With technology, we have a universal choice: say “no” and live like the Amish, or accept the technology and attempt to manage the risks. There really is no inbetween choice. I don’t condemn the Amish for their choice — it is a valid choice. Their choice might prove to be the better one.
The real reason so many people want to embark on space exploration is not an immediately practical reason: they have a dream, and the dream is to — as Musk puts it — become an “interplanetery species”. The reason so many sci fi books (hundreds of thousands?) have been written about humans becoming an interplanetary species is that it is compelling to so many. Just visit a bookstore if you can still find one, and browse through the sci fi section.

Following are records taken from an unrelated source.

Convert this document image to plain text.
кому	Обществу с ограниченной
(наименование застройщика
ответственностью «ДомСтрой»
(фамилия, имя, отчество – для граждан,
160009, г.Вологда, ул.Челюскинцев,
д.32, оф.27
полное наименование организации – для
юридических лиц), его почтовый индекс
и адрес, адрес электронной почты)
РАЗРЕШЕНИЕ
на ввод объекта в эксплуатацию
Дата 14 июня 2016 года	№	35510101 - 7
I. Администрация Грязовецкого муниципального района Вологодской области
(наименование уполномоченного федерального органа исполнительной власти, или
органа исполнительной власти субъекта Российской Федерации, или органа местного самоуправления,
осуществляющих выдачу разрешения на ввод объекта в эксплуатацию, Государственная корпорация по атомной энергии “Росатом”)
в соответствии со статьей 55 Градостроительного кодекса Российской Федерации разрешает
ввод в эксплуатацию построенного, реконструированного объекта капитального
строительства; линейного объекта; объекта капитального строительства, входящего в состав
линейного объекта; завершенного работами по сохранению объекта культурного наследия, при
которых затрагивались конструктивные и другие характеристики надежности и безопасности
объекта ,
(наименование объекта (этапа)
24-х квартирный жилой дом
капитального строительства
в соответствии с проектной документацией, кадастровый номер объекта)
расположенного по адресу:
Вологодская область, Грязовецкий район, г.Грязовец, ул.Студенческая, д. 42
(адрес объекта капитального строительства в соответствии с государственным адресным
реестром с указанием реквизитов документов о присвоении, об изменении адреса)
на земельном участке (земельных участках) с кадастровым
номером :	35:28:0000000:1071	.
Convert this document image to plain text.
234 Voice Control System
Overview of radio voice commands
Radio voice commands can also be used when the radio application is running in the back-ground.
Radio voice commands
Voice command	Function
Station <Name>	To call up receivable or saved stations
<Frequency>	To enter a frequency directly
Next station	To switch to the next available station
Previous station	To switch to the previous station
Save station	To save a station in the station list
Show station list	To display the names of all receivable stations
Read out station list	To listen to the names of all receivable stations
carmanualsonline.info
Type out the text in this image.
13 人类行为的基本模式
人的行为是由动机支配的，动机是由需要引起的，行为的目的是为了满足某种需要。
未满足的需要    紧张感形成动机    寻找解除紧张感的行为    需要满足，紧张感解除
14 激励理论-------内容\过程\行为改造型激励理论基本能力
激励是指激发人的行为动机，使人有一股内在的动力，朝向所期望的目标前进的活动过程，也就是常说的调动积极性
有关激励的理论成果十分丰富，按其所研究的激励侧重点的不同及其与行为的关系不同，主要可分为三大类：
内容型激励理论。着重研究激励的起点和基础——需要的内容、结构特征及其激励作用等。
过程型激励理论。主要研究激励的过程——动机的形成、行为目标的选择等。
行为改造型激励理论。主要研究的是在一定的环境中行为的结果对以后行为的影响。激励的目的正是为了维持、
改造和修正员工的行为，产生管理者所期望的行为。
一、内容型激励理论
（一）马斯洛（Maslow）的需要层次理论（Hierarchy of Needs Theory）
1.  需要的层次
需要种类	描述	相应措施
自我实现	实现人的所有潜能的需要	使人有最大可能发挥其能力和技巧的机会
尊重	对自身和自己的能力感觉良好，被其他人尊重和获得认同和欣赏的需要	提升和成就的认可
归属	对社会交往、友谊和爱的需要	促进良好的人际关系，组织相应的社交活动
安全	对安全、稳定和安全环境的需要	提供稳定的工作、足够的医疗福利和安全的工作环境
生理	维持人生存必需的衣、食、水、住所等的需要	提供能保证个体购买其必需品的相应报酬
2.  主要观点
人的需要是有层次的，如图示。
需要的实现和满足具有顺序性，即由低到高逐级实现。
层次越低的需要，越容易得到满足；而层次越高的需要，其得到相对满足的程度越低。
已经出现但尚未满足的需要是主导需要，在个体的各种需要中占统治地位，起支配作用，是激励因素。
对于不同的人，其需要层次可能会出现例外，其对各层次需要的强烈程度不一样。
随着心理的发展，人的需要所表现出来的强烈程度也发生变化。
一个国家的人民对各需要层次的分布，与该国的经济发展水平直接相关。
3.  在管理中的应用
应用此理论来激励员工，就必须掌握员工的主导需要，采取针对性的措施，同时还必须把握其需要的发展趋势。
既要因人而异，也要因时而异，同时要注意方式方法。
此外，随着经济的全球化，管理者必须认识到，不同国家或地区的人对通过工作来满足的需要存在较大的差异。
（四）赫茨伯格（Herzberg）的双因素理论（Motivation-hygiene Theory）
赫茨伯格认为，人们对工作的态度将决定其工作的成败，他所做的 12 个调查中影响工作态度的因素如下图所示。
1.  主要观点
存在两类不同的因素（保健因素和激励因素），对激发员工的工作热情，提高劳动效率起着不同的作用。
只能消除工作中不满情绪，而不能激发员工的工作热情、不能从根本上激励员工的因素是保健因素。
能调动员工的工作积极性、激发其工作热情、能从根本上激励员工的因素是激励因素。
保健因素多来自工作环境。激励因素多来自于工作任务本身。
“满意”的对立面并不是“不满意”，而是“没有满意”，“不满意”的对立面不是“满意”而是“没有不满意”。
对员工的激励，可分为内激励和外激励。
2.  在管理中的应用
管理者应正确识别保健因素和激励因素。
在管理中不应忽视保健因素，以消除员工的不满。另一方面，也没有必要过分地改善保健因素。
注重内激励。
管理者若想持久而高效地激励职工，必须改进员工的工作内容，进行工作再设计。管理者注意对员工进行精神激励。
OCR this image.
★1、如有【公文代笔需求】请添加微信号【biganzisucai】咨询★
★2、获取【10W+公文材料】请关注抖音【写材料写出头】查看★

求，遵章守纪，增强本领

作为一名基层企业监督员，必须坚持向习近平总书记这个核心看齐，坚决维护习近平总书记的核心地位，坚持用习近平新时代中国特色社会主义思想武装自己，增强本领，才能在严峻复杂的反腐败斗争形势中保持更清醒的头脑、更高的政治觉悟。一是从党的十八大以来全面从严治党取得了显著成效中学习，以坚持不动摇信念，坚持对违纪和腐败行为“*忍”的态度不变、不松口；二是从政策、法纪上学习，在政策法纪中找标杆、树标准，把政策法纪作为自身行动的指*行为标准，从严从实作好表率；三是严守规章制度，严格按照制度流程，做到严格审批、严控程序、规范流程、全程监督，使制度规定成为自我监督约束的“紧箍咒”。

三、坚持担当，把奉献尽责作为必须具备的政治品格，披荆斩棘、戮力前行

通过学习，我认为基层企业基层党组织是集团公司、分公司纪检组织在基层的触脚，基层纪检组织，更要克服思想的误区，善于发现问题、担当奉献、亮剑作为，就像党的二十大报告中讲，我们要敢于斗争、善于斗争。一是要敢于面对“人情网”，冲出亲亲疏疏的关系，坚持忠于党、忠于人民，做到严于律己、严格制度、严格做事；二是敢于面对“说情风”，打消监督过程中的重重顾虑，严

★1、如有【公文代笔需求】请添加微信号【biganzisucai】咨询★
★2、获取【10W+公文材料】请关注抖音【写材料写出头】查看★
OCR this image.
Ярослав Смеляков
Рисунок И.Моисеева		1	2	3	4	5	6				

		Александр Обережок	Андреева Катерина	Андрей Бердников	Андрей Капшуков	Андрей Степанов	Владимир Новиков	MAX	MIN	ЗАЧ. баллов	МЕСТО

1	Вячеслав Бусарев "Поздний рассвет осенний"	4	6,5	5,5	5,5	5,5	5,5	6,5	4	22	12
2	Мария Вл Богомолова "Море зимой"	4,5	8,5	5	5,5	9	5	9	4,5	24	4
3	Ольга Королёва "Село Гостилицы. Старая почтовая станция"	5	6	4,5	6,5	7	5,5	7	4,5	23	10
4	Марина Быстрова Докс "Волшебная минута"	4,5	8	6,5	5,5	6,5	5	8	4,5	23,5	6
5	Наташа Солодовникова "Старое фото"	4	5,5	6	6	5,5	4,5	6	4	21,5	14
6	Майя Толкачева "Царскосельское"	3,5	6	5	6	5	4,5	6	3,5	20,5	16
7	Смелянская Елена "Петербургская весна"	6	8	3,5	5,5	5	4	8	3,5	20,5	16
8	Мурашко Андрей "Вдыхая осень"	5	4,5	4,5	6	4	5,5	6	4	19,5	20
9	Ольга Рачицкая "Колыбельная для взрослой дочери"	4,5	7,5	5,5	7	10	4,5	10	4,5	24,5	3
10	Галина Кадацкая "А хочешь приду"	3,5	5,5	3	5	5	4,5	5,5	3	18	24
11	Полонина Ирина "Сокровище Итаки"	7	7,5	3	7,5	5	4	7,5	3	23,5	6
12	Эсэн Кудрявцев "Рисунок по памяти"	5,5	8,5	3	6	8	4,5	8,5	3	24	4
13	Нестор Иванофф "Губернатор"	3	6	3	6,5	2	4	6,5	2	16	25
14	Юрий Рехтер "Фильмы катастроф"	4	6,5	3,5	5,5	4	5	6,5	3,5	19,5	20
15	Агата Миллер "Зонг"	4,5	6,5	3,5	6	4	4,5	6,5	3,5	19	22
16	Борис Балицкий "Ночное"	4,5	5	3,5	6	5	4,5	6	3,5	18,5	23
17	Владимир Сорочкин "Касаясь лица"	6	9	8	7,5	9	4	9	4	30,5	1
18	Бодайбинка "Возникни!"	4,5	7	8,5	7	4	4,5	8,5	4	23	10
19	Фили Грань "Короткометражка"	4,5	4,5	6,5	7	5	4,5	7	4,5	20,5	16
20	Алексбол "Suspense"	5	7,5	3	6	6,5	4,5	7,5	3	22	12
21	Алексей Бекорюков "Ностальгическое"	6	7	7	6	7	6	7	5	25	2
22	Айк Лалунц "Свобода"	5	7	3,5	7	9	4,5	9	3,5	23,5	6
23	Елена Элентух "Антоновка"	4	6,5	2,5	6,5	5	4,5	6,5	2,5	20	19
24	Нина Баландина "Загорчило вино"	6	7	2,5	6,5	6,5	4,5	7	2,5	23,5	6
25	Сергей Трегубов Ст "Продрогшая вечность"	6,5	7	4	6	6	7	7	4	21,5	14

To say “no” to it is to kill the dream of millions. I myself — now 63 — had given up on it, with considerable disgust and anger. When I was a teenager, I just assumed that by the year 2000 I would be able to travel to Mars and the moon — that these things would have become commonplace. But our government failed us, as governments almost always do. Now the dream is alive again, thanks to a few “rocket billionaires”.
Ironically, in all of Heinlein’s books, he predicts that: that governments will fail us with space exploration, and private individuals will lead the way. He turned out to be right.
Of course, all endeavors that might affect a-lot of people require governance. The National Geographic series “Mars” does an excellent job of exploring the governance issues and other issues for Mars settlement.
Governance is one thing; saying “no you can’t do that” is another. Articles that say “no, humans should not go to Mars”, etc., attempt to speak for all humans, as if we all have a single set of values. We don’t, and those articles make a-lot of people angry, just as someone saying “no, you cannot pursue your dream because I value something else” would make anyone angry.